Ataques ao capitalismo ainda convivem com propriedade privada; preocupação é o fechamento da economia

CARACAS - Afinal, o que é o socialismo bolivariano, o socialismo do século 21, que o presidente da Venezuela, Hugo Chávez, diz estar implementando? Ele proclama que o socialismo bolivariano é totalmente incompatível com o capitalismo, um regime maléfico que não basta reformar, mas é preciso suprimir. Por outro lado, enfatiza a identificação da 'revolução venezuelana" com a de Cuba, um país onde a economia de mercado foi praticamente eliminada por um governo ditatorial. Sentado no aprazível ambiente noturno à beira da piscina do luxuoso hotel Altamira Suites, na parte nobre de Caracas, o economista e consultor financeiro José Grasso, dono da Softline Consultores, não parece nem um pouco preocupado com a hipótese de Chávez estatizar integralmente a economia do país, e acabar com negócios como o seu. "Ele não se comprometeu a fazer isto", resume Grasso, que apóia a política econômica do presidente.

De fato, o que Chávez vem dizendo é que o novo socialismo tem de ser "inventado", e nele as empresas não se devem mover pela lógica neoliberal do lucro, mas sim por considerações sociais. Na prática, o presidente nacionalizou duas ou três empresas que tinham sido praticamente fechadas por seus donos, estabeleceu controles de preços e salários, fixou a taxa de câmbio, estimulou a proliferação das cooperativas, lança ameaças contra setores oligopolizados (como cimento), estabeleceu limites para juros e tarifas bancárias, e iniciou um namoro cauteloso com as idéias de "autogestão" e "co-gestão".

Grasso observa que, desde que foram estabelecidos controles cambiais em fevereiro de 2003, a situação econômica vem melhorando paulatinamente. Entre 2002 e 2003, a Venezuela viveu o auge das suas turbulências político-econômicas, com a tentativa de golpe contra Chávez, a greve da PDVSA e uma dramática queda do PIB. Em 2004, o PIB da Venezuela cresceu 17%, e este ano deve subir entre 5% e 8%, mas só agora o país se aproxima do nível de produção do início da década, tal foi a queda anterior. O desemprego recuou de 19%, no auge da crise, para 13%. A inflação, de 27,3% em 2003, vem desacelerando, e deve fechar 2005 em torno de 15%.

A última medida intervencionista de Chávez, nos juros e tarifas bancários, suscitou pouca reação dos bancos e nenhuma da oposição.

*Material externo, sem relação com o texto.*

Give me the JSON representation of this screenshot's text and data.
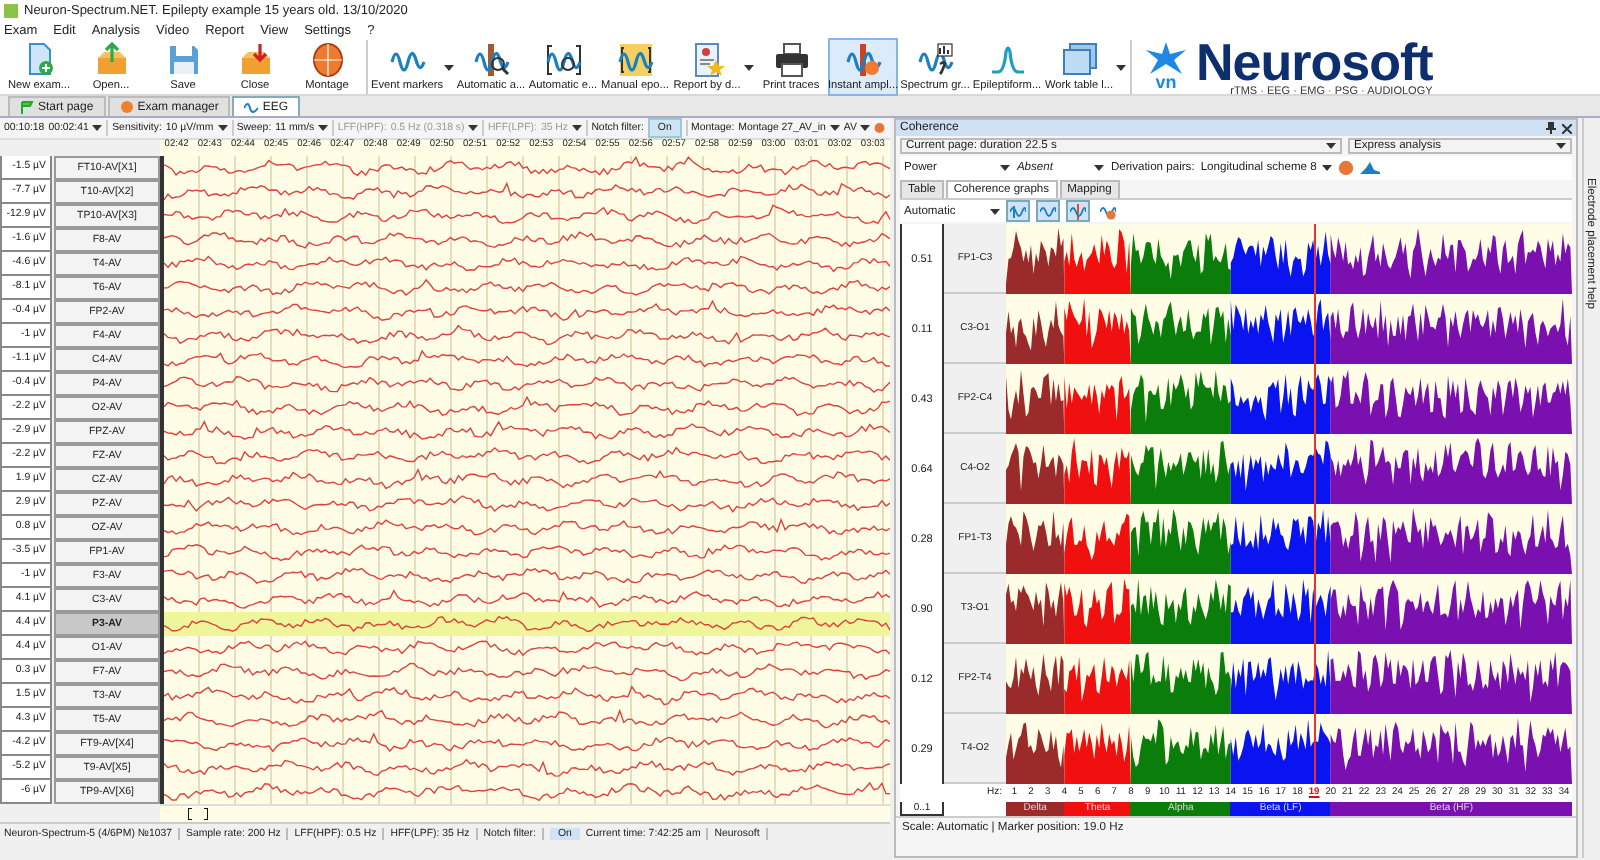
{
  "window": {
    "title": "Neuron-Spectrum.NET. Epilepty example 15 years old. 13/10/2020"
  },
  "menu": [
    "Exam",
    "Edit",
    "Analysis",
    "Video",
    "Report",
    "View",
    "Settings",
    "?"
  ],
  "toolbar": {
    "groups": [
      [
        {
          "label": "New exam...",
          "kind": "new",
          "dropdown": false,
          "selected": false
        },
        {
          "label": "Open...",
          "kind": "open",
          "dropdown": false,
          "selected": false
        },
        {
          "label": "Save",
          "kind": "save",
          "dropdown": false,
          "selected": false
        },
        {
          "label": "Close",
          "kind": "close",
          "dropdown": false,
          "selected": false
        },
        {
          "label": "Montage",
          "kind": "montage",
          "dropdown": false,
          "selected": false
        }
      ],
      [
        {
          "label": "Event markers",
          "kind": "markers",
          "dropdown": true,
          "selected": false
        },
        {
          "label": "Automatic a...",
          "kind": "auto-a",
          "dropdown": false,
          "selected": false
        },
        {
          "label": "Automatic e...",
          "kind": "auto-e",
          "dropdown": false,
          "selected": false
        },
        {
          "label": "Manual epo...",
          "kind": "manual",
          "dropdown": false,
          "selected": false
        },
        {
          "label": "Report by d...",
          "kind": "report",
          "dropdown": true,
          "selected": false
        },
        {
          "label": "Print traces",
          "kind": "print",
          "dropdown": false,
          "selected": false
        },
        {
          "label": "Instant ampl...",
          "kind": "instant",
          "dropdown": false,
          "selected": true
        },
        {
          "label": "Spectrum gr...",
          "kind": "spectrum",
          "dropdown": false,
          "selected": false
        },
        {
          "label": "Epileptiform...",
          "kind": "epi",
          "dropdown": false,
          "selected": false
        },
        {
          "label": "Work table l...",
          "kind": "worktable",
          "dropdown": true,
          "selected": false
        }
      ]
    ]
  },
  "logo": {
    "name": "Neurosoft",
    "suffix": "vn",
    "tagline": "rTMS · EEG · EMG · PSG · AUDIOLOGY"
  },
  "tabs": [
    {
      "label": "Start page",
      "selected": false
    },
    {
      "label": "Exam manager",
      "selected": false
    },
    {
      "label": "EEG",
      "selected": true
    }
  ],
  "eeg": {
    "toolbar": {
      "total_time": "00:10:18",
      "position": "00:02:41",
      "sensitivity_label": "Sensitivity:",
      "sensitivity": "10 µV/mm",
      "sweep_label": "Sweep:",
      "sweep": "11 mm/s",
      "lff_label": "LFF(HPF):",
      "lff": "0.5 Hz (0.318 s)",
      "lff_disabled": true,
      "hff_label": "HFF(LPF):",
      "hff": "35 Hz",
      "hff_disabled": true,
      "notch_label": "Notch filter:",
      "notch": {
        "label": "On",
        "on": true
      },
      "montage_label": "Montage:",
      "montage": "Montage 27_AV_in",
      "reference": "AV"
    },
    "time_labels": [
      "02:42",
      "02:43",
      "02:44",
      "02:45",
      "02:46",
      "02:47",
      "02:48",
      "02:49",
      "02:50",
      "02:51",
      "02:52",
      "02:53",
      "02:54",
      "02:55",
      "02:56",
      "02:57",
      "02:58",
      "02:59",
      "03:00",
      "03:01",
      "03:02",
      "03:03"
    ],
    "channels": [
      {
        "value": "-1.5 µV",
        "label": "FT10-AV[X1]",
        "selected": false
      },
      {
        "value": "-7.7 µV",
        "label": "T10-AV[X2]",
        "selected": false
      },
      {
        "value": "-12.9 µV",
        "label": "TP10-AV[X3]",
        "selected": false
      },
      {
        "value": "-1.6 µV",
        "label": "F8-AV",
        "selected": false
      },
      {
        "value": "-4.6 µV",
        "label": "T4-AV",
        "selected": false
      },
      {
        "value": "-8.1 µV",
        "label": "T6-AV",
        "selected": false
      },
      {
        "value": "-0.4 µV",
        "label": "FP2-AV",
        "selected": false
      },
      {
        "value": "-1 µV",
        "label": "F4-AV",
        "selected": false
      },
      {
        "value": "-1.1 µV",
        "label": "C4-AV",
        "selected": false
      },
      {
        "value": "-0.4 µV",
        "label": "P4-AV",
        "selected": false
      },
      {
        "value": "-2.2 µV",
        "label": "O2-AV",
        "selected": false
      },
      {
        "value": "-2.9 µV",
        "label": "FPZ-AV",
        "selected": false
      },
      {
        "value": "-2.2 µV",
        "label": "FZ-AV",
        "selected": false
      },
      {
        "value": "1.9 µV",
        "label": "CZ-AV",
        "selected": false
      },
      {
        "value": "2.9 µV",
        "label": "PZ-AV",
        "selected": false
      },
      {
        "value": "0.8 µV",
        "label": "OZ-AV",
        "selected": false
      },
      {
        "value": "-3.5 µV",
        "label": "FP1-AV",
        "selected": false
      },
      {
        "value": "-1 µV",
        "label": "F3-AV",
        "selected": false
      },
      {
        "value": "4.1 µV",
        "label": "C3-AV",
        "selected": false
      },
      {
        "value": "4.4 µV",
        "label": "P3-AV",
        "selected": true
      },
      {
        "value": "4.4 µV",
        "label": "O1-AV",
        "selected": false
      },
      {
        "value": "0.3 µV",
        "label": "F7-AV",
        "selected": false
      },
      {
        "value": "1.5 µV",
        "label": "T3-AV",
        "selected": false
      },
      {
        "value": "4.3 µV",
        "label": "T5-AV",
        "selected": false
      },
      {
        "value": "-4.2 µV",
        "label": "FT9-AV[X4]",
        "selected": false
      },
      {
        "value": "-5.2 µV",
        "label": "T9-AV[X5]",
        "selected": false
      },
      {
        "value": "-6 µV",
        "label": "TP9-AV[X6]",
        "selected": false
      }
    ]
  },
  "status_bar": [
    "Neuron-Spectrum-5 (4/6PM) №1037",
    "Sample rate: 200 Hz",
    "LFF(HPF): 0.5 Hz",
    "HFF(LPF): 35 Hz",
    "Notch filter:",
    "On",
    "Current time: 7:42:25 am",
    "Neurosoft"
  ],
  "coherence": {
    "title": "Coherence",
    "page_range": "Current page: duration 22.5 s",
    "analysis": "Express analysis",
    "power_label": "Power",
    "power": "Absent",
    "pairs_label": "Derivation pairs:",
    "pairs": "Longitudinal scheme 8",
    "tabs": [
      {
        "label": "Table",
        "selected": false
      },
      {
        "label": "Coherence graphs",
        "selected": true
      },
      {
        "label": "Mapping",
        "selected": false
      }
    ],
    "scale_mode": "Automatic",
    "tools": [
      {
        "kind": "wave-a",
        "on": true
      },
      {
        "kind": "wave-b",
        "on": true
      },
      {
        "kind": "wave-c",
        "on": true
      },
      {
        "kind": "head",
        "on": false
      }
    ],
    "rows": [
      {
        "value": "0.51",
        "pair": "FP1-C3"
      },
      {
        "value": "0.11",
        "pair": "C3-O1"
      },
      {
        "value": "0.43",
        "pair": "FP2-C4"
      },
      {
        "value": "0.64",
        "pair": "C4-O2"
      },
      {
        "value": "0.28",
        "pair": "FP1-T3"
      },
      {
        "value": "0.90",
        "pair": "T3-O1"
      },
      {
        "value": "0.12",
        "pair": "FP2-T4"
      },
      {
        "value": "0.29",
        "pair": "T4-O2"
      }
    ],
    "range_label": "0..1",
    "hz_label": "Hz:",
    "hz_ticks": [
      {
        "label": "1",
        "marker": false
      },
      {
        "label": "2",
        "marker": false
      },
      {
        "label": "3",
        "marker": false
      },
      {
        "label": "4",
        "marker": false
      },
      {
        "label": "5",
        "marker": false
      },
      {
        "label": "6",
        "marker": false
      },
      {
        "label": "7",
        "marker": false
      },
      {
        "label": "8",
        "marker": false
      },
      {
        "label": "9",
        "marker": false
      },
      {
        "label": "10",
        "marker": false
      },
      {
        "label": "11",
        "marker": false
      },
      {
        "label": "12",
        "marker": false
      },
      {
        "label": "13",
        "marker": false
      },
      {
        "label": "14",
        "marker": false
      },
      {
        "label": "15",
        "marker": false
      },
      {
        "label": "16",
        "marker": false
      },
      {
        "label": "17",
        "marker": false
      },
      {
        "label": "18",
        "marker": false
      },
      {
        "label": "19",
        "marker": true
      },
      {
        "label": "20",
        "marker": false
      },
      {
        "label": "21",
        "marker": false
      },
      {
        "label": "22",
        "marker": false
      },
      {
        "label": "23",
        "marker": false
      },
      {
        "label": "24",
        "marker": false
      },
      {
        "label": "25",
        "marker": false
      },
      {
        "label": "26",
        "marker": false
      },
      {
        "label": "27",
        "marker": false
      },
      {
        "label": "28",
        "marker": false
      },
      {
        "label": "29",
        "marker": false
      },
      {
        "label": "30",
        "marker": false
      },
      {
        "label": "31",
        "marker": false
      },
      {
        "label": "32",
        "marker": false
      },
      {
        "label": "33",
        "marker": false
      },
      {
        "label": "34",
        "marker": false
      }
    ],
    "bands": [
      {
        "name": "Delta",
        "color": "#9b2a2a"
      },
      {
        "name": "Theta",
        "color": "#f01010"
      },
      {
        "name": "Alpha",
        "color": "#0a7d0a"
      },
      {
        "name": "Beta (LF)",
        "color": "#0a14f0"
      },
      {
        "name": "Beta (HF)",
        "color": "#7a10b0"
      }
    ],
    "status": "Scale: Automatic | Marker position: 19.0 Hz"
  },
  "side_tab": "Electrode placement help"
}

Em um país com inflação de 15%, a população considera absurdo que os bancos estivessem cobrando taxas anuais nos cartões de crédito acima de 40%, e ficou satisfeita com o novo teto de 28%. Os venezuelanos ficam perplexos quando informados que, no Brasil, com taxa anual de inflação inferior a 7,5%, a típica taxa de cartão de crédito supera 200%.

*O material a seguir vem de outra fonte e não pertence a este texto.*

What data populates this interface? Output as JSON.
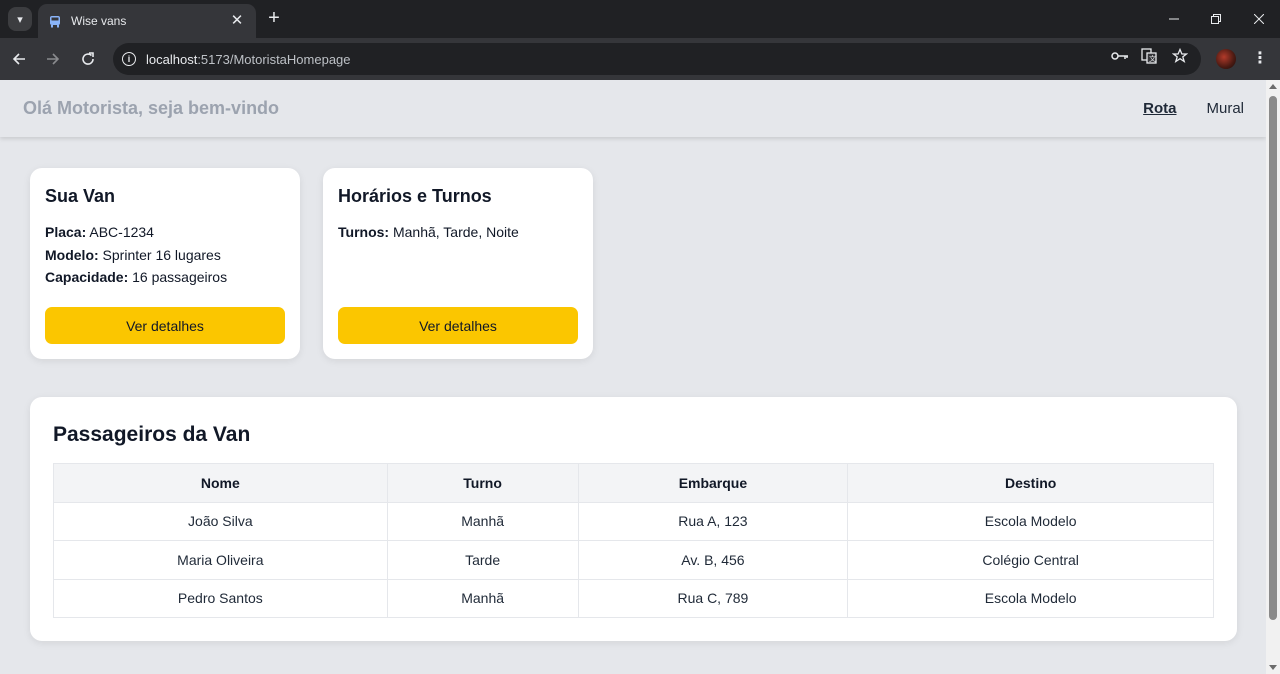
{
  "browser": {
    "tab_title": "Wise vans",
    "url_host": "localhost",
    "url_path": ":5173/MotoristaHomepage"
  },
  "header": {
    "greeting": "Olá Motorista, seja bem-vindo",
    "nav": [
      "Rota",
      "Mural"
    ]
  },
  "van_card": {
    "title": "Sua Van",
    "placa_label": "Placa:",
    "placa_value": " ABC-1234",
    "modelo_label": "Modelo:",
    "modelo_value": " Sprinter 16 lugares",
    "capacidade_label": "Capacidade:",
    "capacidade_value": " 16 passageiros",
    "button": "Ver detalhes"
  },
  "schedule_card": {
    "title": "Horários e Turnos",
    "turnos_label": "Turnos:",
    "turnos_value": " Manhã, Tarde, Noite",
    "button": "Ver detalhes"
  },
  "passengers": {
    "title": "Passageiros da Van",
    "columns": [
      "Nome",
      "Turno",
      "Embarque",
      "Destino"
    ],
    "rows": [
      [
        "João Silva",
        "Manhã",
        "Rua A, 123",
        "Escola Modelo"
      ],
      [
        "Maria Oliveira",
        "Tarde",
        "Av. B, 456",
        "Colégio Central"
      ],
      [
        "Pedro Santos",
        "Manhã",
        "Rua C, 789",
        "Escola Modelo"
      ]
    ]
  },
  "colors": {
    "accent": "#fbc600",
    "page_bg": "#e5e7eb"
  },
  "icons": [
    "tab-search-icon",
    "van-favicon",
    "close-icon",
    "plus-icon",
    "minimize-icon",
    "restore-icon",
    "close-window-icon",
    "back-arrow-icon",
    "forward-arrow-icon",
    "reload-icon",
    "info-icon",
    "key-icon",
    "translate-icon",
    "star-icon",
    "profile-avatar",
    "kebab-menu-icon"
  ]
}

Uma das bandeiras de Chávez que preocupa muitos economistas é a "política de crescimento endógeno", de dentro para fora, hostil à integração com a economia global. "Os países que saíram da pobreza e têm crescimento sustentado nas últimas décadas têm em comum ter adotado políticas enfocadas nas exportações", alertou em recente entrevista à imprensa venezuelana o professor Gustavo García, do Instituto de Estudos Superiores de Administração (Iesa), de Caracas. Para ele, " modelos baseados no crescimento de dentro para fora batem no teto rapidamente".